To verify the input matches the output:
diff -s testfiles/input1 testfiles/input1.decom
Expected output:
Files testfiles/input1 and testfiles/input1.decom are identical
Support
Ideally knowledge would be free, but it takes time and effort to create and communicate, all the while one cannot live on ideas and dissertations alone. With the emergence of sites that enable direct support from viewers like Patreon and Twitch/Youtube, I hope exchanging this content for financial support isn't asking too much. If you enjoyed this as much as a drink, a movie, or more and have the ability to help out I'd greatly appreciate it.
Support this project
The receipt will have an email address if you want to send questions/requests, if you've donated I'll do my best to answer them if not in the README/FAQ.

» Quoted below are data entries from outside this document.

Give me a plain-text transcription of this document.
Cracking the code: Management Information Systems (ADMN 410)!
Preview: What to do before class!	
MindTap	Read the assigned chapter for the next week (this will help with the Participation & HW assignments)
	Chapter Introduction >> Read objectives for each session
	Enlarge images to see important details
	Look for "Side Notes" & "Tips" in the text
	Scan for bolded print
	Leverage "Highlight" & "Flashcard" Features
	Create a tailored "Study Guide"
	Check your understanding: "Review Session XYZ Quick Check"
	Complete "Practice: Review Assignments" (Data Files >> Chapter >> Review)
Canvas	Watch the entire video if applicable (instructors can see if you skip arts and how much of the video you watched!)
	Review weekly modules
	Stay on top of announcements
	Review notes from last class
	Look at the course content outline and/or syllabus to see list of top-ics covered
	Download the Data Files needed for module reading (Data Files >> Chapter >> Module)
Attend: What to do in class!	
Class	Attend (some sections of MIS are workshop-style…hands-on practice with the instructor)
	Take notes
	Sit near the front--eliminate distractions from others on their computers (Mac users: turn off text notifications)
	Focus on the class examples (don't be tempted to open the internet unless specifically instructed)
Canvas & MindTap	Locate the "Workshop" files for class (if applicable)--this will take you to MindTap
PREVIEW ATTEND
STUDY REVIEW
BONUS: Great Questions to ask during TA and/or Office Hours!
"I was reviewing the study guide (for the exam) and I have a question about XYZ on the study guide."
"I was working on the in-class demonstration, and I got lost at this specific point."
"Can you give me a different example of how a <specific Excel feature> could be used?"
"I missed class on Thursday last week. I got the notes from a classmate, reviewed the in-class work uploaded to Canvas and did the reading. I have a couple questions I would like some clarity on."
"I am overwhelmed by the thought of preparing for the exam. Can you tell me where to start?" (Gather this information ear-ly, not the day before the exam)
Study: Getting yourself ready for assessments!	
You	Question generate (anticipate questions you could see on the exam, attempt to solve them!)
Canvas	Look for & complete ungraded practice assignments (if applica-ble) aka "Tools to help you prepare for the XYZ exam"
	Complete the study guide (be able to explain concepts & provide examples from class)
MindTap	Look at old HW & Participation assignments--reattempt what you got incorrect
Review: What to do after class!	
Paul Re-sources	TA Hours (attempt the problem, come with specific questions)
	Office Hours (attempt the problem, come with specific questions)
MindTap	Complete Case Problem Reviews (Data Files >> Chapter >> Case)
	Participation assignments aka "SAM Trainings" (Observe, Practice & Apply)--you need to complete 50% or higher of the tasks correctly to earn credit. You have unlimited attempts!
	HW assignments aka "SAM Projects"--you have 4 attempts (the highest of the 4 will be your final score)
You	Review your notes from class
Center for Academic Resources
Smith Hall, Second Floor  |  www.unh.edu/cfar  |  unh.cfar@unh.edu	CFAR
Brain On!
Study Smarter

I have more ideas I'd like to explore, but I quit my job to work on this and have spent the funds I put aside. I'm grateful and lucky to have had the chance to set aside time to work on this and never intended to make money off it, so any donations would encourage further research or improvements.
Final Thoughts
This approach for encoding is admittedly is not very practical, given it's polynomial / factorial nature and the fact encoding requires changing every bit along the entire length of the compressed value (bad for cpu caches), but it is fun to think about how this the absolute smallest we can possibly get for random (i.i.d.) symbol locations. The dataset I originally set out to compress was bit sets from hash values (e.g. probablistic counts, bloom filters), so it may have some applications there since those datasets don't normally compress very well. Memory and storage are ample these days so the few bytes it saves may not seem significant, but it's worth noting that even a 1 bit reduction means we've reduced the number of possible values in half.
Another noteworthy feature is this algorithm can be parallelized per unique symbol, as far as I know no other compression algorithm is parallelizable without sacrificing the compression ratio (not counting large lookup tables which can compress multiple symbols at once, which are still sequential in nature). We could also consider not combining individual symbol binomial sums together, and storing each unique symbol separately, as combining only saves <1 bit per unique symbol and combining uses expensive large number multiplication.
I have more ideas, but those ideas also makes the code harder to read, so I've held off for now. If there's more interest or support I might get to them. For now I hope you enjoyed this as much as I did making it.